Crecieron durante estos últimos meses muchas cuestiones de atención preferente que antes apenas estaban haciéndose un hueco en la opinión pública. Fue la guerra quien se llevó el protagonismo al suscitar en su contra un grito unánime que resonó en las más alejadas ciudades del planeta. Pero creo no equivocarme al decir que durante este año se han consolidado muchas inquietudes. Y no sólo por el incierto futuro que nos depara el panorama internacional, sino también por las preocupaciones sociales y la micropolítica. La violencia ejercida contra las mujeres ha vuelto a ser, con contundente coraje, un motivo de denuncia urgente por parte de la sociedad. Otras batallas, a las que casi acabamos de empezar a prestarle atención, son la de la siniestralidad laboral y la de los accidentes de tráfico. Muertes absurdas en una sociedad desarrollada que evita la enfermedad -como la epidemia de sida que sufre África, un nuevo foco de catástrofe humana que pasa por delante de nuestras narices sin que nos demos ni cuenta-, pero que tiene una larga lista de agujeros en su bienestar social. Muertos por accidentes aquí y, paradójicamente, muertos en el Estrecho por intentar llegar hasta aquí en busca de un futuro mejor. Otro drama que no cesa: el desembarco mortal de las pateras.
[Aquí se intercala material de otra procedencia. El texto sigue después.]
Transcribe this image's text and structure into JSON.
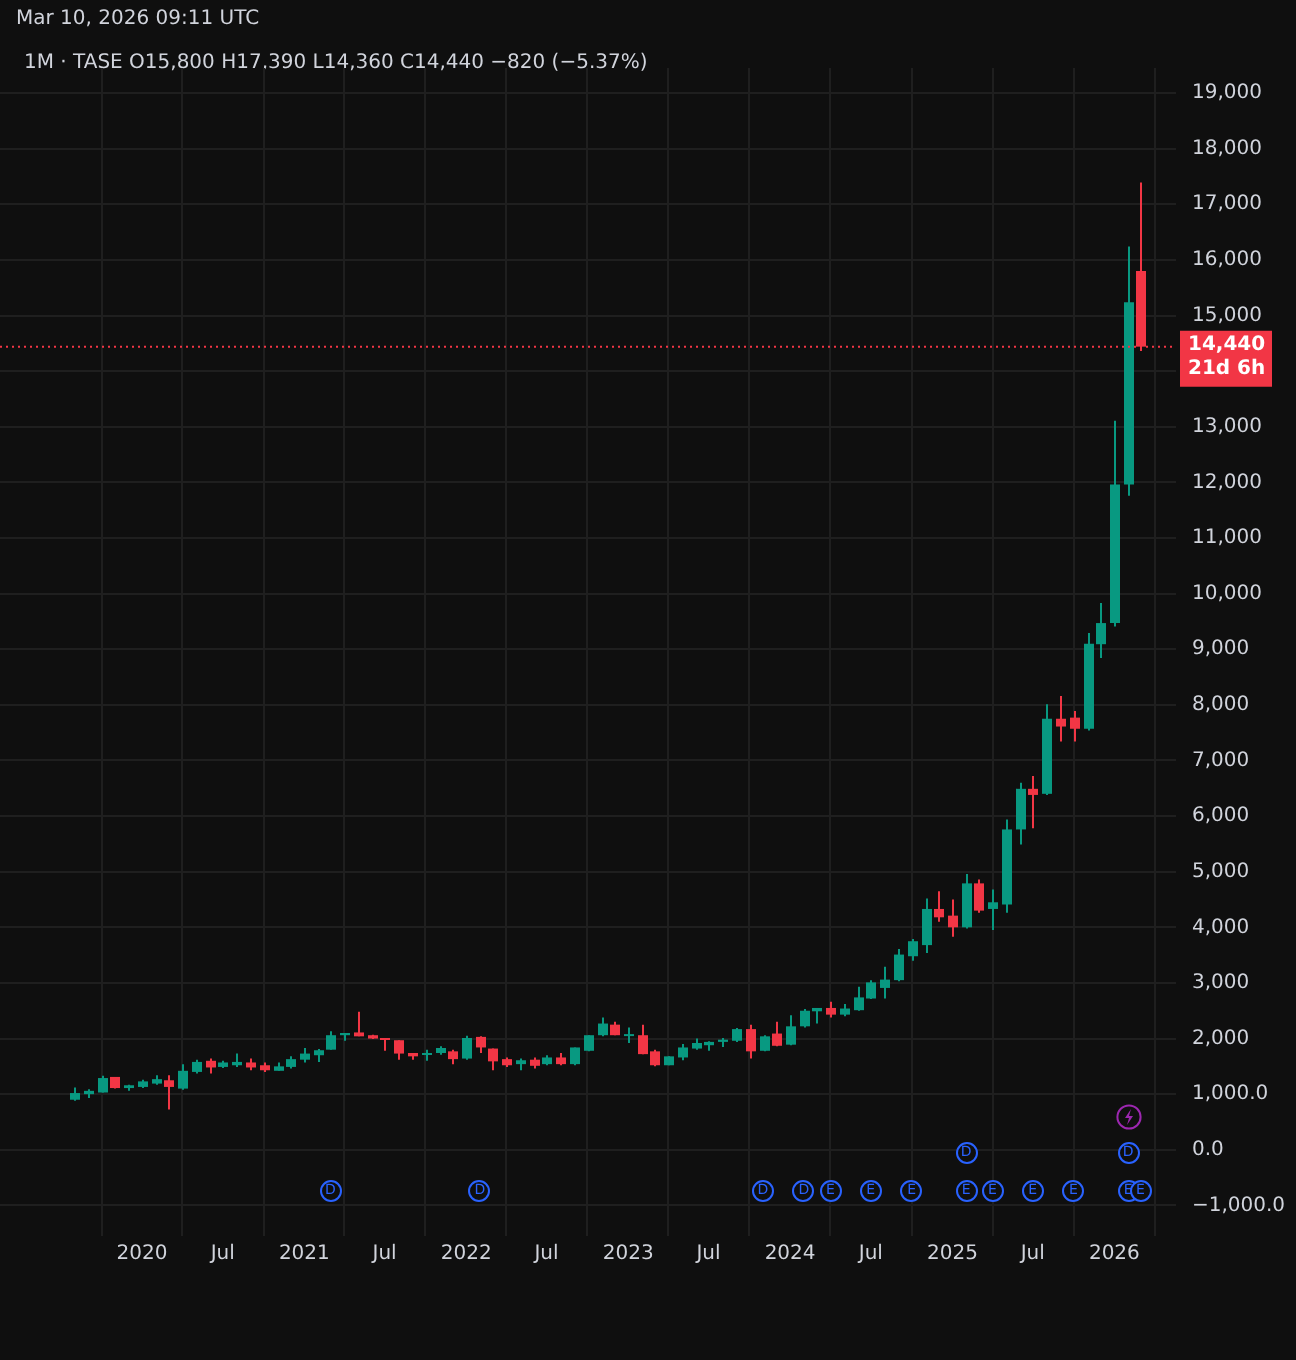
{
  "chart_data": {
    "type": "candlestick",
    "title": "1M · TASE  O15,800  H17,390  L14,360  C14,440  −820 (−5.37%)",
    "subtitle": "Mar 10, 2026 09:11 UTC",
    "x": [
      "2019-08",
      "2019-09",
      "2019-10",
      "2019-11",
      "2019-12",
      "2020-01",
      "2020-02",
      "2020-03",
      "2020-04",
      "2020-05",
      "2020-06",
      "2020-07",
      "2020-08",
      "2020-09",
      "2020-10",
      "2020-11",
      "2020-12",
      "2021-01",
      "2021-02",
      "2021-03",
      "2021-04",
      "2021-05",
      "2021-06",
      "2021-07",
      "2021-08",
      "2021-09",
      "2021-10",
      "2021-11",
      "2021-12",
      "2022-01",
      "2022-02",
      "2022-03",
      "2022-04",
      "2022-05",
      "2022-06",
      "2022-07",
      "2022-08",
      "2022-09",
      "2022-10",
      "2022-11",
      "2022-12",
      "2023-01",
      "2023-02",
      "2023-03",
      "2023-04",
      "2023-05",
      "2023-06",
      "2023-07",
      "2023-08",
      "2023-09",
      "2023-10",
      "2023-11",
      "2023-12",
      "2024-01",
      "2024-02",
      "2024-03",
      "2024-04",
      "2024-05",
      "2024-06",
      "2024-07",
      "2024-08",
      "2024-09",
      "2024-10",
      "2024-11",
      "2024-12",
      "2025-01",
      "2025-02",
      "2025-03",
      "2025-04",
      "2025-05",
      "2025-06",
      "2025-07",
      "2025-08",
      "2025-09",
      "2025-10",
      "2025-11",
      "2025-12",
      "2026-01",
      "2026-02",
      "2026-03"
    ],
    "ohlc": [
      [
        900,
        1120,
        880,
        1020
      ],
      [
        1000,
        1090,
        930,
        1060
      ],
      [
        1030,
        1330,
        1030,
        1290
      ],
      [
        1310,
        1310,
        1100,
        1110
      ],
      [
        1110,
        1170,
        1060,
        1160
      ],
      [
        1130,
        1260,
        1110,
        1230
      ],
      [
        1190,
        1340,
        1170,
        1270
      ],
      [
        1250,
        1340,
        725,
        1130
      ],
      [
        1100,
        1540,
        1080,
        1420
      ],
      [
        1400,
        1620,
        1370,
        1580
      ],
      [
        1600,
        1640,
        1370,
        1480
      ],
      [
        1490,
        1600,
        1470,
        1570
      ],
      [
        1520,
        1730,
        1490,
        1580
      ],
      [
        1570,
        1640,
        1430,
        1480
      ],
      [
        1520,
        1570,
        1400,
        1430
      ],
      [
        1420,
        1570,
        1420,
        1500
      ],
      [
        1490,
        1680,
        1460,
        1630
      ],
      [
        1620,
        1830,
        1570,
        1730
      ],
      [
        1700,
        1810,
        1580,
        1790
      ],
      [
        1800,
        2130,
        1800,
        2060
      ],
      [
        2060,
        2100,
        1960,
        2100
      ],
      [
        2110,
        2480,
        2040,
        2040
      ],
      [
        2060,
        2070,
        1990,
        2000
      ],
      [
        2010,
        2010,
        1780,
        1980
      ],
      [
        1970,
        1970,
        1620,
        1730
      ],
      [
        1740,
        1740,
        1620,
        1680
      ],
      [
        1710,
        1800,
        1600,
        1740
      ],
      [
        1740,
        1860,
        1710,
        1830
      ],
      [
        1770,
        1800,
        1540,
        1630
      ],
      [
        1640,
        2050,
        1620,
        2010
      ],
      [
        2030,
        2040,
        1740,
        1840
      ],
      [
        1820,
        1820,
        1430,
        1590
      ],
      [
        1630,
        1660,
        1490,
        1520
      ],
      [
        1540,
        1640,
        1430,
        1610
      ],
      [
        1620,
        1660,
        1460,
        1510
      ],
      [
        1540,
        1700,
        1520,
        1660
      ],
      [
        1660,
        1740,
        1520,
        1540
      ],
      [
        1540,
        1840,
        1520,
        1840
      ],
      [
        1780,
        2060,
        1770,
        2060
      ],
      [
        2060,
        2380,
        2040,
        2270
      ],
      [
        2250,
        2300,
        2060,
        2060
      ],
      [
        2050,
        2200,
        1920,
        2080
      ],
      [
        2060,
        2250,
        1720,
        1720
      ],
      [
        1770,
        1800,
        1500,
        1520
      ],
      [
        1520,
        1680,
        1520,
        1680
      ],
      [
        1660,
        1900,
        1610,
        1840
      ],
      [
        1820,
        2000,
        1800,
        1920
      ],
      [
        1880,
        1950,
        1780,
        1940
      ],
      [
        1940,
        2010,
        1850,
        1980
      ],
      [
        1960,
        2190,
        1940,
        2170
      ],
      [
        2170,
        2250,
        1640,
        1770
      ],
      [
        1780,
        2060,
        1770,
        2040
      ],
      [
        2090,
        2300,
        1860,
        1870
      ],
      [
        1890,
        2420,
        1880,
        2220
      ],
      [
        2220,
        2530,
        2200,
        2500
      ],
      [
        2490,
        2550,
        2270,
        2550
      ],
      [
        2550,
        2660,
        2380,
        2430
      ],
      [
        2430,
        2620,
        2400,
        2540
      ],
      [
        2510,
        2930,
        2500,
        2740
      ],
      [
        2720,
        3050,
        2710,
        3010
      ],
      [
        2910,
        3290,
        2720,
        3060
      ],
      [
        3050,
        3610,
        3030,
        3510
      ],
      [
        3480,
        3790,
        3400,
        3750
      ],
      [
        3680,
        4520,
        3540,
        4330
      ],
      [
        4330,
        4650,
        4100,
        4180
      ],
      [
        4210,
        4500,
        3830,
        4000
      ],
      [
        4000,
        4960,
        3980,
        4790
      ],
      [
        4790,
        4860,
        4260,
        4300
      ],
      [
        4330,
        4680,
        3950,
        4450
      ],
      [
        4410,
        5940,
        4260,
        5760
      ],
      [
        5760,
        6600,
        5490,
        6490
      ],
      [
        6490,
        6720,
        5780,
        6380
      ],
      [
        6400,
        8010,
        6380,
        7750
      ],
      [
        7750,
        8160,
        7340,
        7610
      ],
      [
        7770,
        7890,
        7340,
        7570
      ],
      [
        7570,
        9290,
        7540,
        9100
      ],
      [
        9090,
        9830,
        8840,
        9470
      ],
      [
        9470,
        13110,
        9410,
        11960
      ],
      [
        11960,
        16240,
        11760,
        15240
      ],
      [
        15800,
        17390,
        14360,
        14440
      ]
    ],
    "colors": [
      "#089981",
      "#089981",
      "#089981",
      "#f23645",
      "#089981",
      "#089981",
      "#089981",
      "#f23645",
      "#089981",
      "#089981",
      "#f23645",
      "#089981",
      "#089981",
      "#f23645",
      "#f23645",
      "#089981",
      "#089981",
      "#089981",
      "#089981",
      "#089981",
      "#089981",
      "#f23645",
      "#f23645",
      "#f23645",
      "#f23645",
      "#f23645",
      "#089981",
      "#089981",
      "#f23645",
      "#089981",
      "#f23645",
      "#f23645",
      "#f23645",
      "#089981",
      "#f23645",
      "#089981",
      "#f23645",
      "#089981",
      "#089981",
      "#089981",
      "#f23645",
      "#089981",
      "#f23645",
      "#f23645",
      "#089981",
      "#089981",
      "#089981",
      "#089981",
      "#089981",
      "#089981",
      "#f23645",
      "#089981",
      "#f23645",
      "#089981",
      "#089981",
      "#089981",
      "#f23645",
      "#089981",
      "#089981",
      "#089981",
      "#089981",
      "#089981",
      "#089981",
      "#089981",
      "#f23645",
      "#f23645",
      "#089981",
      "#f23645",
      "#089981",
      "#089981",
      "#089981",
      "#f23645",
      "#089981",
      "#f23645",
      "#f23645",
      "#089981",
      "#089981",
      "#089981",
      "#089981",
      "#f23645"
    ],
    "xlim": [
      "2019-02-15",
      "2026-05-20"
    ],
    "xticks": [
      {
        "value": "2020-01",
        "label": "2020"
      },
      {
        "value": "2020-07",
        "label": "Jul"
      },
      {
        "value": "2021-01",
        "label": "2021"
      },
      {
        "value": "2021-07",
        "label": "Jul"
      },
      {
        "value": "2022-01",
        "label": "2022"
      },
      {
        "value": "2022-07",
        "label": "Jul"
      },
      {
        "value": "2023-01",
        "label": "2023"
      },
      {
        "value": "2023-07",
        "label": "Jul"
      },
      {
        "value": "2024-01",
        "label": "2024"
      },
      {
        "value": "2024-07",
        "label": "Jul"
      },
      {
        "value": "2025-01",
        "label": "2025"
      },
      {
        "value": "2025-07",
        "label": "Jul"
      },
      {
        "value": "2026-01",
        "label": "2026"
      }
    ],
    "ylim": [
      -1550,
      19450
    ],
    "yticks": [
      {
        "value": -1000,
        "label": "−1,000.0"
      },
      {
        "value": 0,
        "label": "0.0"
      },
      {
        "value": 1000,
        "label": "1,000.0"
      },
      {
        "value": 2000,
        "label": "2,000"
      },
      {
        "value": 3000,
        "label": "3,000"
      },
      {
        "value": 4000,
        "label": "4,000"
      },
      {
        "value": 5000,
        "label": "5,000"
      },
      {
        "value": 6000,
        "label": "6,000"
      },
      {
        "value": 7000,
        "label": "7,000"
      },
      {
        "value": 8000,
        "label": "8,000"
      },
      {
        "value": 9000,
        "label": "9,000"
      },
      {
        "value": 10000,
        "label": "10,000"
      },
      {
        "value": 11000,
        "label": "11,000"
      },
      {
        "value": 12000,
        "label": "12,000"
      },
      {
        "value": 13000,
        "label": "13,000"
      },
      {
        "value": 14000,
        "label": null
      },
      {
        "value": 15000,
        "label": "15,000"
      },
      {
        "value": 16000,
        "label": "16,000"
      },
      {
        "value": 17000,
        "label": "17,000"
      },
      {
        "value": 18000,
        "label": "18,000"
      },
      {
        "value": 19000,
        "label": "19,000"
      }
    ],
    "grid": true,
    "ref_lines": [
      {
        "axis": "y",
        "value": 14440,
        "label": "14,440",
        "color": "#f23645",
        "line_style": "dotted"
      }
    ],
    "annotations": [
      "21d 6h",
      {
        "text": "D",
        "x": "2021-03",
        "y": -750
      },
      {
        "text": "D",
        "x": "2022-02",
        "y": -750
      },
      {
        "text": "D",
        "x": "2023-11",
        "y": -750
      },
      {
        "text": "D",
        "x": "2024-02",
        "y": -750
      },
      {
        "text": "E",
        "x": "2024-04",
        "y": -750
      },
      {
        "text": "E",
        "x": "2024-07",
        "y": -750
      },
      {
        "text": "E",
        "x": "2024-10",
        "y": -750
      },
      {
        "text": "D",
        "x": "2025-02",
        "y": -70
      },
      {
        "text": "E",
        "x": "2025-02",
        "y": -750
      },
      {
        "text": "E",
        "x": "2025-04",
        "y": -750
      },
      {
        "text": "E",
        "x": "2025-07",
        "y": -750
      },
      {
        "text": "E",
        "x": "2025-10",
        "y": -750
      },
      {
        "text": "D",
        "x": "2026-02",
        "y": -70
      },
      {
        "text": "E",
        "x": "2026-02",
        "y": -750
      },
      {
        "text": "E",
        "x": "2026-03",
        "y": -750
      }
    ]
  }
}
Aunque sea débilmente, algo se ha despertado en 2003 para poder afirmar que los problemas que han de ser resueltos en el próximo futuro no constan únicamente como preocupación de los poderes públicos: hay una demanda social, esperemos que cada vez más fuerte, que empuja a la búsqueda de soluciones. Al terminar el año, la fatalidad nos devuelve, sin embargo, incluso un poco más de lo mismo de este 2003 empantanado por los desastres: el terremoto en Irán. Este tipo de catástrofe natural, impredecible y de consecuencias inversamente proporcionales al nivel de desarrollo del país, desanima cualquier esperanza de quienes precariamente viven en un mundo desigual en el que hasta un temblor de tierra es peor en un zona rural de Oriente que en un ciudad del Norte occidental. Decenas de miles de víctimas: esos sí que son efectos de la inseguridad. Este año nos ha salido mal, no hay por donde cogerlo; pero lo cierto es que tampoco lo podemos repetir. La queja universal debe servirnos, al menos, para impulsar salidas a tantas crisis irresolubles y a tantos desastres que amenazan con perpetuarse. Cuando sale un balance anual tan negativo, es preferible quedarse con el lema del optimista pragmático: por lo menos, peor no puede ser 2004.